Canadian News v. OpenAI: The suit that could change LLM regulations
Last week, at a Toronto courthouse, OpenAI attempted to seal "commercially sensitive" documents ahead of its trial against various Canadian media organisations. This was the first time the tech giant was in court since the news media group launched legal action late last year.
On November 29, 2024, a joint coalition including companies owning the Toronto Star, Metroland, National Post, The Globe and Mail, The Canadian Press, and Canadian Broadcasting Corporation filed a suit against OpenAI and its subsidiaries.
The driving force behind the legal action comes from the alleged data scraping of OpenAI's ChatGPT, using copyrighted material to train the model how to write. The news organisations argue that these actions are an infringement of the News Media Companies' copyright, breach their terms of use, and "unjustly enriched" themselves at the expense of the news media outlets.
"Journalism is in the public interest. OpenAI using other companies' journalism for their own commercial gain is not. It's illegal," stated a joint release from the news organisations back in November.
The plaintiffs say it is not just the usage of owned material that breaks the law, but also the training that the company uses to advance its products, like ChatGPT.
Allan Oziel, partner lawyer at Oziel Law, specialises in technology law, including AI licensing agreements and addenda. He says that tech companies that are procuring or providing services with Gen-AI functionality are struggling to address ownership of output. This is partially caused by the uncertainty around ownership of copyrighted content that has been ingested into the LLM models.
Questions arise, like 'What is the output substantially based on? Is there a prompt that is just a result of an analysis? Is it primarily based on the proprietary data or models of the provider or the algorithms of the provider?'
Oziel says ownership of output is a big topic among tech companies as they determine whether they can use clients' information to improve their product offerings. Many free products will use data to train models from the client side.
According to OpenAI's policy page, "When you use our services for individuals such as ChatGPT, Codex, and Sora, we may use your content to train our models." Additionally, users can opt out of the program training on their data.
As cases of organisations suing LLMs over the copyrighted content they use arise, copyright considerations are becoming increasingly important, but with no precedent set in Canadian law.
Oziel says the best way to protect an LLM is for it only to ingest licensed content or content that is clearly under the "fair dealing" exception to copyright in Canada.
This isn't the first legal battle that the news media have handed to OpenAI. In the US, The New York Times filed a suit against OpenAI in late 2023. The United States District Court for the Southern District of New York deemed it a relevant matter, launching the process for a full trial. It is projected to extend until mid‑2026.
Oziel says the outcome of these cases will give lawyers and companies guidance on how to use information lawfully.
"In other words, are you allowed to use copyright material on the basis of an exemption to copyright infringement under the various copyright legislations? ...That's the crux of what they're looking at.

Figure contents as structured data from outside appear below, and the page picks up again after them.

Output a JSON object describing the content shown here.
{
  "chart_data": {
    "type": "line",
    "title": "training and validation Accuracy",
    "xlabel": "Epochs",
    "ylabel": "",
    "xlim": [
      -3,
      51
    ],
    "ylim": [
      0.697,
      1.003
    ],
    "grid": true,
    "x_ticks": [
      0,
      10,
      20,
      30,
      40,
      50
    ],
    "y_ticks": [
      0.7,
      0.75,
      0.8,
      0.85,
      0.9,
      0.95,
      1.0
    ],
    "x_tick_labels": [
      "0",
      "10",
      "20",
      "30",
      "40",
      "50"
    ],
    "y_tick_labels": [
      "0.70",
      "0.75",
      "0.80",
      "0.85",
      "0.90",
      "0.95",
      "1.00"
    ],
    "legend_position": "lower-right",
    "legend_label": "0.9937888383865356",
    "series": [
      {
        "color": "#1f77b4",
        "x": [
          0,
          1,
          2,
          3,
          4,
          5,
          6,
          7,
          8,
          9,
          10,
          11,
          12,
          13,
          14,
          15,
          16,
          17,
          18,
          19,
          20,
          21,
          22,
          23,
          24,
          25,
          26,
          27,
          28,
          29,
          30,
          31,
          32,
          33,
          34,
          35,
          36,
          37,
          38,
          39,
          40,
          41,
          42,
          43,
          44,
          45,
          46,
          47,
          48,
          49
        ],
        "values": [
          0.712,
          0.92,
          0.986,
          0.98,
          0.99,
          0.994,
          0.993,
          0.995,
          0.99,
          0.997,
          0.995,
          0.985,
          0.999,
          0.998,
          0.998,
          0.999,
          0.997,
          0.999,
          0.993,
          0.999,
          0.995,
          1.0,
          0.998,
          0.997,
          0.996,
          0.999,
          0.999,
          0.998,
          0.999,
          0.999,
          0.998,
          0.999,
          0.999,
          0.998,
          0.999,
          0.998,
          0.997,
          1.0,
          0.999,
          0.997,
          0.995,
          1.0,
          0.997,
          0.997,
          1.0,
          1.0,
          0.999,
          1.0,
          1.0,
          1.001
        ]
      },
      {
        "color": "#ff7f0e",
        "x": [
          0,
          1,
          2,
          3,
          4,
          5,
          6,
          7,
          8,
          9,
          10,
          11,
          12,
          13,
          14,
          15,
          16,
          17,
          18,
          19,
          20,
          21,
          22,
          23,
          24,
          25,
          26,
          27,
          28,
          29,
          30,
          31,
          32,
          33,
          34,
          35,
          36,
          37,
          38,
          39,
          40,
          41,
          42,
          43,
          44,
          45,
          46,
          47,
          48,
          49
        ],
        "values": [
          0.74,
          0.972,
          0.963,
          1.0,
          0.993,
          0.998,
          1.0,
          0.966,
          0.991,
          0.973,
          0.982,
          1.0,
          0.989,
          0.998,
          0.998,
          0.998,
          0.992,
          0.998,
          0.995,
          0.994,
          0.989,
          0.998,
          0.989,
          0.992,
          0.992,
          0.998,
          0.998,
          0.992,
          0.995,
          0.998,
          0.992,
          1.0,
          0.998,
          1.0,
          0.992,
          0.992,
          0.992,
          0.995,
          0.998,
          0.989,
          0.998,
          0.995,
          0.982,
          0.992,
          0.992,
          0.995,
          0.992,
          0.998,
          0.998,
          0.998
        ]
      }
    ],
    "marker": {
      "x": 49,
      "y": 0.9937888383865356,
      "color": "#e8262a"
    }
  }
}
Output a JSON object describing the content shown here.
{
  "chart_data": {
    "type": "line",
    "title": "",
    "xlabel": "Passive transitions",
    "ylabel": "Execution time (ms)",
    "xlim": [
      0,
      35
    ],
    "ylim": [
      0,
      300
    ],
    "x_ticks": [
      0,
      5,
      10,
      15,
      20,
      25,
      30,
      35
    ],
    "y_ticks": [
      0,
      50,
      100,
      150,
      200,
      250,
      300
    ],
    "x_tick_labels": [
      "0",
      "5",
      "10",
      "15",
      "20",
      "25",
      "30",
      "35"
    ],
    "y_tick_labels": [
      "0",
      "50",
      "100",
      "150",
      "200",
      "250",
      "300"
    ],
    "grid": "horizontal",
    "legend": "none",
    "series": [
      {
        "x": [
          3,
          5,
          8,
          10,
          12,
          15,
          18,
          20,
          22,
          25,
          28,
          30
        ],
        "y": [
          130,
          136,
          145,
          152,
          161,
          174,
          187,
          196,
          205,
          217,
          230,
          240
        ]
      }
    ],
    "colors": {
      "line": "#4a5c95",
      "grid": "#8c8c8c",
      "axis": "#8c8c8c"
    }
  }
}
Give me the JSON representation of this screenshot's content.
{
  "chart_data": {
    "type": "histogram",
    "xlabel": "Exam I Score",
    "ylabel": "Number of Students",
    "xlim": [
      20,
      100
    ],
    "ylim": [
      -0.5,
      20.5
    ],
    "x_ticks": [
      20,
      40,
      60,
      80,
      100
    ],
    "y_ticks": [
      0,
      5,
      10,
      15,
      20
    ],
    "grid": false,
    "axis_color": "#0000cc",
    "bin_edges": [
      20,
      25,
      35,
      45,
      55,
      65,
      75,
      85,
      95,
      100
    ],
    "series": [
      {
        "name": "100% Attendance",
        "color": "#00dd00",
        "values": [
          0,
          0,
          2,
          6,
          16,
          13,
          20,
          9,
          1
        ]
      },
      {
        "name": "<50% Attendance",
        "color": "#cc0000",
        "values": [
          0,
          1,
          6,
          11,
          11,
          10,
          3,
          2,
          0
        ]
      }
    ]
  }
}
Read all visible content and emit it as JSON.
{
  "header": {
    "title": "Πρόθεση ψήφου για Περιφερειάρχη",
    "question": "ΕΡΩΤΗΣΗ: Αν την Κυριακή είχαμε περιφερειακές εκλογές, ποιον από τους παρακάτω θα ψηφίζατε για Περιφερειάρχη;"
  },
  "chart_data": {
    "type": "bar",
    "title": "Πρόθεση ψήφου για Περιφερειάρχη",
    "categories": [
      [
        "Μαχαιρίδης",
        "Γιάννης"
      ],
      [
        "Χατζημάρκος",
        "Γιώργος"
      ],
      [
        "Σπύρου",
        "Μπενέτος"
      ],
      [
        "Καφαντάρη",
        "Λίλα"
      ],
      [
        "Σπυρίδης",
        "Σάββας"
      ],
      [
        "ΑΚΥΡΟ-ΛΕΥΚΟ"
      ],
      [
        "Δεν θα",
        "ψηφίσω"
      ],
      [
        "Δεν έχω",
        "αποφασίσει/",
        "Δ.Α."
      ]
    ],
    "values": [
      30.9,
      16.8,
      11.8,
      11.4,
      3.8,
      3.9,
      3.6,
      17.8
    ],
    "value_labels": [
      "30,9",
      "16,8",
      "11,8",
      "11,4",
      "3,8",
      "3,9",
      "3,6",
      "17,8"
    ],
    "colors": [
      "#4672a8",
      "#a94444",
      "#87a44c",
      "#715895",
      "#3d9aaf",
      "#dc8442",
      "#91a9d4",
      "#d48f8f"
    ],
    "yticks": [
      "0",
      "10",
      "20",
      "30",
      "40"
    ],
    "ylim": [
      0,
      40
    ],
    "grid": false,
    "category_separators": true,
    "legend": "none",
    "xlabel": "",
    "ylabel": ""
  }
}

But in a case where the court deems it unlawful to use these materials to train LLMs, how will they be able to obtain the necessary information to train? Oziel thinks LLMs will have to pay licensing fees for data in a likely case outcome. This way, news sites with large amounts of content will become much more valuable and will garner license fees if the LLMs wish to ingest this data to train their models.
"I do think it will become its own field, where data is king, and then the processors of the data, like the LLM model, become immediately less valuable because it's based on the data."
In the case of a win, there's also a risk of retroactive suits once a precedent is set, subject to applicable limitations in law.
"LLMs are going to be waiting with bated breath, so to speak, because, if there's a precedent that is set, it opens the floodgates entirely for all data owners to then determine whether or not their data was ingested into a large language model and seek recourse," says Oziel.
The judicial challenge hearing, which may determine if a trial is set or tossed out, is scheduled for September.